Retrospective studies suggest that transfusing blood stored for a prolonged period of time (>14 days of storage) may be associated with increased morbidity; however, no prospective data have confirmed such results.

Platelets (PLTs)

General information

Also referred to as whole blood-derived platelets (WB-PLTs) or single donor platelets (SDPs)

WB-PLTs (50 mL) are prepared by centrifugation of individual whole blood units.

Typically four to six WB-PLTs are pooled prior to transfusion to an adult recipient.

SDPs are collected from one single donor using various apheresis devices.

Both preparations are stored at room temperature (20 to 24°C) and are licensed for a maximum of 5 days of storage.

They contain an appreciable volume of plasma.

Approximately 30,000 to 60,000/mm³ increase in the recipient’s platelet count is expected for each SDP or pool of 6 WB-PLT administered.

Apheresis PLTs and pooled WB-PLTs have the same hemostatic efficacy.

Indications

PLTs should be administered to correct a decrease in platelet count (thrombocytopenia) or function (thrombocytopathy).

Given normal PLT function, the target count depends upon the indication for PLT transfusion (prophylactic or therapeutic).

PLTs should be maintained at >50,000/mm³, for the therapeutic treatment of active bleeding, thrombocytopenia, and disorder of PLT function.

PLTs should be maintained at >100,000/ mm3 for central nervous system or multisystem trauma.

For prophylactic purposes, and to prevent spontaneous hemorrhage, PLTs should be transfused with PLTs of <10,000/mL.

Special considerations

In the setting of heparin-induced thrombocytopenia, thrombotic thrombocytopenia purpura and hemolytic-uremic syndrome, PLT transfusion should be avoided unless in the case of life-threatening bleeding.

ABO matching is not strictly necessary, but it is preferred with neonates and small volume pediatric patients who can develop hemolysis from passive transfer of anti-A/anti-B from the donor plasma.

PLT-related transfusion management decisions should always take into consideration the presence of circulating antiplatelet medications (ASA, clopidogrel, GP IIb/IIIa antagonists, etc.), herbal compounds (garlic, Danshen, etc.), alloantibodies, and disorders with known effects on platelet functions like uremia, hypersplenism, disseminated intravascular coagulopathy (DIC), and sepsis.

For surgery-related PLT management, see Table 18.1.1.

Plasma products

Fresh frozen plasma (FFP)

General information

Plasma is the remaining part of the whole blood after removal of platelets and cellular elements.

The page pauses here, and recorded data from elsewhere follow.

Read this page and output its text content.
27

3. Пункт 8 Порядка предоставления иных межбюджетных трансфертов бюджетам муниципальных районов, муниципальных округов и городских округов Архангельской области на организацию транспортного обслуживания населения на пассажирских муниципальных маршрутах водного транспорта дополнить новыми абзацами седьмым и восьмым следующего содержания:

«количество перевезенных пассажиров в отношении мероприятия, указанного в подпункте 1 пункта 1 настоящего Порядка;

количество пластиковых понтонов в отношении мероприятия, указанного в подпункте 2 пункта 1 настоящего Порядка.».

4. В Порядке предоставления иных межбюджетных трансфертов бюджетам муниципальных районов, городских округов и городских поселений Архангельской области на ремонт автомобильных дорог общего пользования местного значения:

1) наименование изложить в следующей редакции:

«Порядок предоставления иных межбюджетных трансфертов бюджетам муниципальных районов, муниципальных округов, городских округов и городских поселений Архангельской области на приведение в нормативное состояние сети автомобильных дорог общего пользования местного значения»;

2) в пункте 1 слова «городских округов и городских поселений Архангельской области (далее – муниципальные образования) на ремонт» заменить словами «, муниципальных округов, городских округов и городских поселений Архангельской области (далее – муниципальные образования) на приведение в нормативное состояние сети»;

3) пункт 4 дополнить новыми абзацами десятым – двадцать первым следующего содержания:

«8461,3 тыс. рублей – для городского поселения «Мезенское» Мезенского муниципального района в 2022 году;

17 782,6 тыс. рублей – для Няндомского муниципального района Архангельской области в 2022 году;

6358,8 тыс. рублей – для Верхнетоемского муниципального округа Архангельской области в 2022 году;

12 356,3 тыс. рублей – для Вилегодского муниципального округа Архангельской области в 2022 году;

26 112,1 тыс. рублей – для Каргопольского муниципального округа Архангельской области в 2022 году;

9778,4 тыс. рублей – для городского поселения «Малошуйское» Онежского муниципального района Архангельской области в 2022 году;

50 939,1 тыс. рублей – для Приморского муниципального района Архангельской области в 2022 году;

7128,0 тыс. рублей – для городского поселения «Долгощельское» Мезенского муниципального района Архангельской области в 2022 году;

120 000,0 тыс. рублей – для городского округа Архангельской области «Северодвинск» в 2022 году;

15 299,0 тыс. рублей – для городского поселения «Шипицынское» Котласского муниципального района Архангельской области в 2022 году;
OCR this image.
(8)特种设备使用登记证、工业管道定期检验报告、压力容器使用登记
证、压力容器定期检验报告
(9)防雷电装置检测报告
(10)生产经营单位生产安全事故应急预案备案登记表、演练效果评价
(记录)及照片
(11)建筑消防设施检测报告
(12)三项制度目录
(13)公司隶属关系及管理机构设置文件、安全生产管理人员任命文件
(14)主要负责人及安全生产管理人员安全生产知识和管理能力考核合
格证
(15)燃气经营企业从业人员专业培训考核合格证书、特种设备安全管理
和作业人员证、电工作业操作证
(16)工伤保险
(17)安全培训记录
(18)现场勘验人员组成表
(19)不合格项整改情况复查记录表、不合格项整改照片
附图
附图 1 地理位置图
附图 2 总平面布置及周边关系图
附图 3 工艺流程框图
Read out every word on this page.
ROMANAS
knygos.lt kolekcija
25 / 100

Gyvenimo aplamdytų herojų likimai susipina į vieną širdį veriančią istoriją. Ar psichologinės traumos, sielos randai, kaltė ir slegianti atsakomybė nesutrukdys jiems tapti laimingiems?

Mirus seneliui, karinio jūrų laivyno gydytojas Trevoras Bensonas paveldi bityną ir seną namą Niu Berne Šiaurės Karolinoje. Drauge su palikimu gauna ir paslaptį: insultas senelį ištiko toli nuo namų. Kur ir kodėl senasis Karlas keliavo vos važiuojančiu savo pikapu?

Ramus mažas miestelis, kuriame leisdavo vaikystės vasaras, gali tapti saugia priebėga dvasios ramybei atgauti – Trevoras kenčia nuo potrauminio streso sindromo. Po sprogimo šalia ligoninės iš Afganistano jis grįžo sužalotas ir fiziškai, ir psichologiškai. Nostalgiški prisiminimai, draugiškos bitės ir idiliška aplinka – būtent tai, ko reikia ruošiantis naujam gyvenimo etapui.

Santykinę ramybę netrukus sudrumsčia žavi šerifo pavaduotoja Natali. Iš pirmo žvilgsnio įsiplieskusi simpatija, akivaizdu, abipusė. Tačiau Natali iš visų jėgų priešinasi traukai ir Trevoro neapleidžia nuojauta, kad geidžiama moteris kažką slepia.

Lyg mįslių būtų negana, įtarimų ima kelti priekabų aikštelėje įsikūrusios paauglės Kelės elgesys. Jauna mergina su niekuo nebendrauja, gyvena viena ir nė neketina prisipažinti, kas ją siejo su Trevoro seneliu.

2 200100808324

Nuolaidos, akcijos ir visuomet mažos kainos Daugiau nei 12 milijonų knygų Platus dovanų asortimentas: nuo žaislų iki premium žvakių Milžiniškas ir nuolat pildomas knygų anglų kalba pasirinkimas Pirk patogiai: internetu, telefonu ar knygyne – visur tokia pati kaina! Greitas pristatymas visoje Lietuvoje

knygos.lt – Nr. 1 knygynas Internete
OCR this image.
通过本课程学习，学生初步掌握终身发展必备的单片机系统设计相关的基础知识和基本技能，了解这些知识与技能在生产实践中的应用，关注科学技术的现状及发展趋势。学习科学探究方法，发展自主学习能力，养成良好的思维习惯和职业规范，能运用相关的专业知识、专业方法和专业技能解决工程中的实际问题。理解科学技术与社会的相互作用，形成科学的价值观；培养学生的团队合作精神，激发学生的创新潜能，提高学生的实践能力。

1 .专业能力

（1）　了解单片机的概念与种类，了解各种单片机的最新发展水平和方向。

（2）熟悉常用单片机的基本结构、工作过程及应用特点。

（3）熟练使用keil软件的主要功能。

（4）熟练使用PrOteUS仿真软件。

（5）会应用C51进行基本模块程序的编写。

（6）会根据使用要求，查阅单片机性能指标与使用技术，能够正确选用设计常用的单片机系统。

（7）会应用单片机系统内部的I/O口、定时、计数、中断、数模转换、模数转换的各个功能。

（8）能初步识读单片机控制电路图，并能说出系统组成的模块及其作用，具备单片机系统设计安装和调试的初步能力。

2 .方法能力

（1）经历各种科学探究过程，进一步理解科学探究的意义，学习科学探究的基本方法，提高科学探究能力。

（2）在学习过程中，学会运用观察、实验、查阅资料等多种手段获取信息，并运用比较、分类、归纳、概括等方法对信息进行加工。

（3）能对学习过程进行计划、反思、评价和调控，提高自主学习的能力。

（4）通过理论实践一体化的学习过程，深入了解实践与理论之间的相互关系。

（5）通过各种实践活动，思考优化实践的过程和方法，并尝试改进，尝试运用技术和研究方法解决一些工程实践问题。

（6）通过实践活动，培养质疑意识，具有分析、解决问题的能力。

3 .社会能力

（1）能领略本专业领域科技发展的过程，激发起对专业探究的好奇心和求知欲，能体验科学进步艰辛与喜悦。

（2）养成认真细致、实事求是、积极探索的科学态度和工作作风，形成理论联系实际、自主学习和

The product is generally frozen within 8 hours of phlebotomy to prevent inactivation of factors V and VIII, which are temperature-sensitive.

At a temperature lower than −18°C, FFP can be stored for up to 1 year.

Before transfusion, the product must be thawed in a water bath at 37°C for approximately 30 minutes. Then transfusion must occur within 24 hours.

If not thawed, plasma can be stored for an additional 4 days at 1 to 6°C.

Factor V and VIII fall to 80% and 60% of normal in this case.

Indications

Use FFP for the treatment of micro-vascular bleeding due to congenital or acquired coagulopathies resulting in prolongation of either The partial thromboplastin time (PTT) or activated partial thromboplastin time (aPTT or APTT) greater than 1.5 times normal.

In emergent situations, use FFP in combination with intravenous vitamin K to reverse the effect of warfarin prior to surgery or during active bleeding.

Special considerations

In general, sufficient hemostasis can be achieved when the activity of coagulation factors is at least 25 to 30% of normal and the level of fibrinogen is at least 75 to 100 mg/dL.